The published data is in the XLS format. While these reports are useful for human inspection, they can't really be processed by a computer as they are. We need to find a way to put all the information in every single file together and clean it. Sarah Cohen shows how to do it in OpenRefine. You will learn how to do it with Python.

Look for patterns

Computers are really good at doing the same thing over and over. What we want is to find common patterns and assign our script to look for them and repeat the procedure until it's finished. Also, we have to make sure the files share the same pattern -- they have the same number of columns, the same categories, they have the same keywords or empty spaces in similar place, etc.

You may have noticed in the source files that the series go far back 2013. To make things easier, I excluded from this excersise files before 2013. Why? Because the Yankee government changed the structure of the files slightly, with a different number of columns and the type of data. Including them would give an extra layer of complexity to this tutorial. I may include how to extract data from them in the future.

Since the files after 2013 share the same basic structure, we will figure out how get the information we want from one of them and assign our script to do the same thing for all the other files.

Design a cleaning strategy

Thinking about columns

Think about which columns your final dataset will have. What are you looking for? In our case, it makes sense to think about having the following columns:

YEAR
MONTH
COUNTY
PLAN NAME
ADC (TANF ADC & MA-ADC)
SNA (SNA HR & MA-HR)
SSI (SSI & MA-SSI)
NYSoH
TOTAL ENROLLED

The other columns are aggregated numbers that we don't really need. We can get the same numbers by adding the values in the columns above.

Are there and repetitions?

Yes! Several! In every file:

...the information we need is always in the first sheet of the XLS file
...dates (month & year) are always in the same cell (A4)
...names of counties and plans are always in the same columns (A & B)
...the list of plan names always start with the string TOTALS:
...the county name is always immediately one cell to the left of TOTALS:
...the list of plan names always end in an empty space (after that we have data for New York city, which we won't capture)

But there is a catch...

Notice that in some files the name of the columns are different. There are two cases:

Files with the NYSoH column
Files without the NYSoH column

No problem. We will take care of each one of those cases populating our CSV file with the correct data.

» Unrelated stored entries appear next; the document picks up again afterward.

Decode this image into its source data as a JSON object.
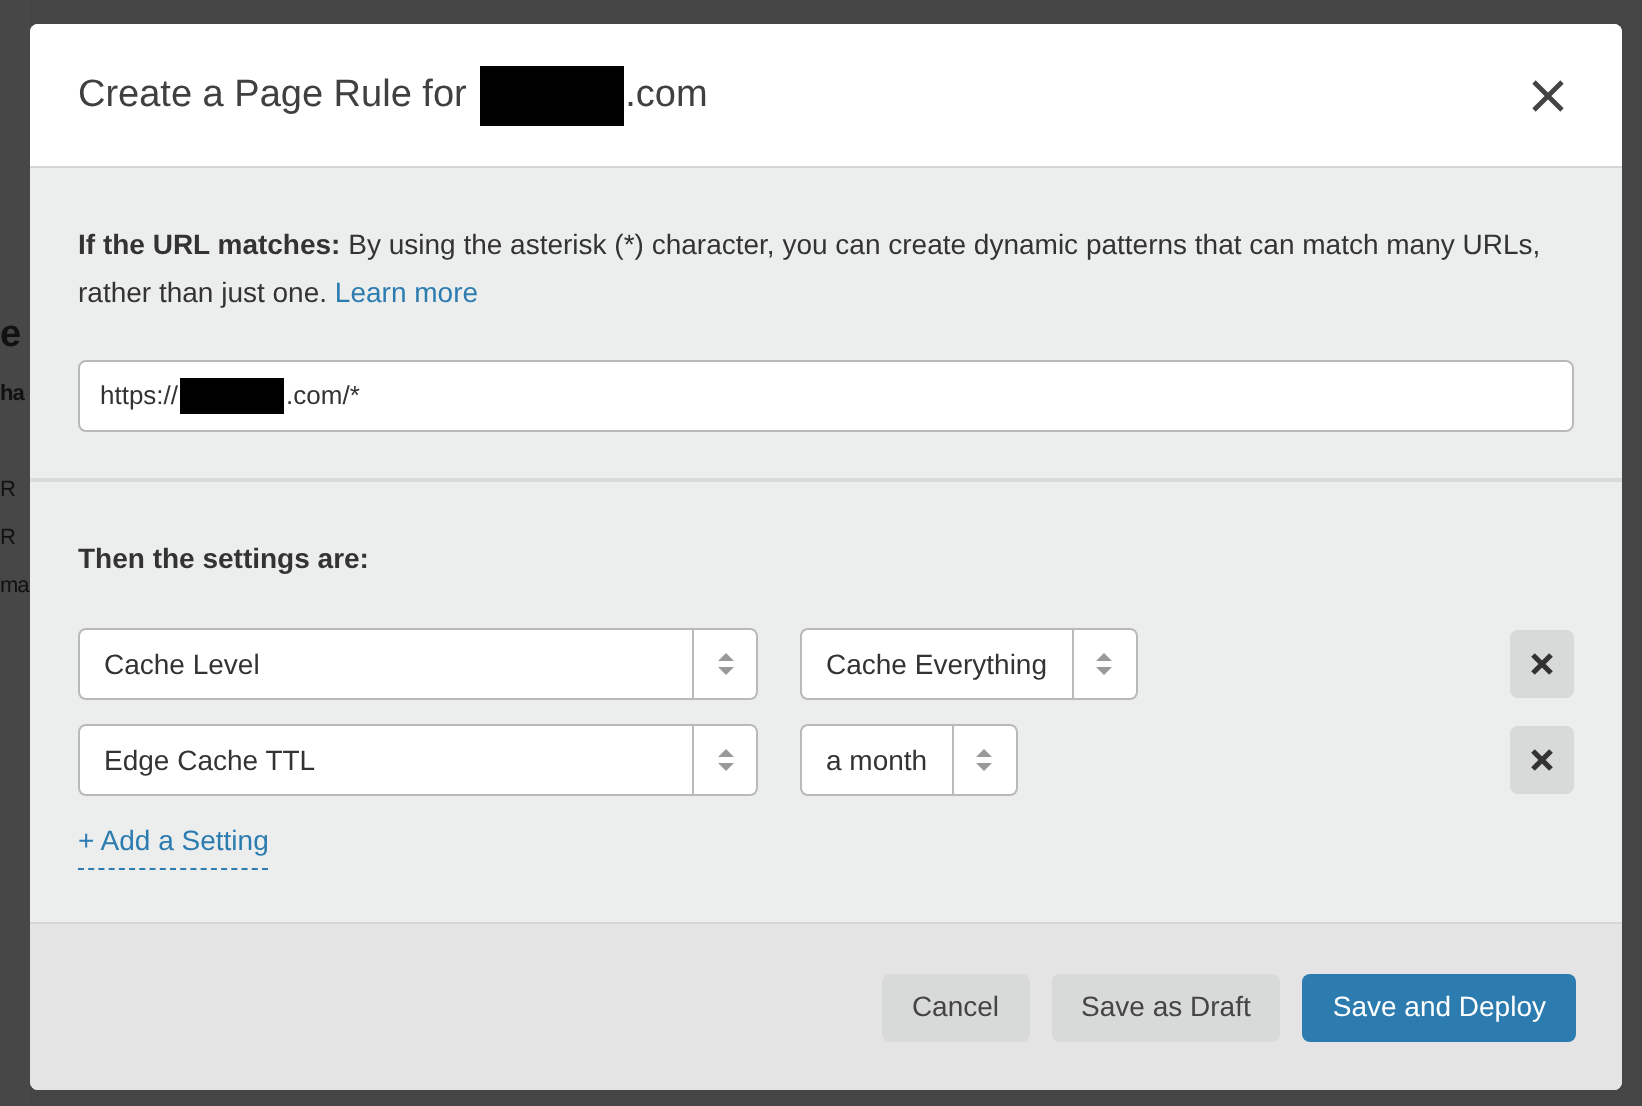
{
  "background_page": {
    "fragments": [
      {
        "text": "e",
        "kind": "heading"
      },
      {
        "text": "ha",
        "kind": "label"
      },
      {
        "text": "R",
        "kind": "plain"
      },
      {
        "text": "R",
        "kind": "plain"
      },
      {
        "text": "ma",
        "kind": "plain"
      }
    ]
  },
  "modal": {
    "title": {
      "before": "Create a Page Rule for",
      "redacted": true,
      "after": ".com"
    },
    "url_section": {
      "lead": "If the URL matches:",
      "text": "By using the asterisk (*) character, you can create dynamic patterns that can match many URLs, rather than just one.",
      "link": "Learn more",
      "field": {
        "before": "https://",
        "redacted": true,
        "after": ".com/*"
      }
    },
    "settings_section": {
      "heading": "Then the settings are:",
      "settings": [
        {
          "name": "Cache Level",
          "value": "Cache Everything"
        },
        {
          "name": "Edge Cache TTL",
          "value": "a month"
        }
      ],
      "add_link": "+ Add a Setting"
    },
    "buttons": [
      {
        "label": "Cancel",
        "kind": "secondary"
      },
      {
        "label": "Save as Draft",
        "kind": "secondary"
      },
      {
        "label": "Save and Deploy",
        "kind": "primary"
      }
    ]
  }
}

Final thoughts about strategy

Before starting your cleaning procedure take your time evaluating the files. Write down patterns that are more evident. Watch out for differencies between the files. They might be similar, but have slight differences, such as different column names or aggregated data.

ENOUGH! Show me the code!

Alright. Let's get to it.

Getting the date

When you open the XLS files, one of the first things you'll notice is that cell A4 holds the information about the month and year of the current file. That is always the case. We will store this information in two separate columns in our final CSV file: MONTH and YEAR. To do that, let's create a function that will give us a dictionary with key/value pairs for the MONTH and for the YEAR. We will use this dictionary later.

# Gets the date from the specific cell in the documents
# and use regular expression to separate month from year.
# returns a dictionary with YEAR and MONTH
def getDate(worksheet):
    '''
    worksheet: an xlrd book object
    return: dictionary
    '''
    date = worksheet.cell_value(3, 0)
    match = re.match(r'NYS[ ,]+(\w+)[ ,](\d+)', date).groups()
    date = {'YEAR': match[1],
            'MONTH': match[0]
            }
    return date

Let's see how this works.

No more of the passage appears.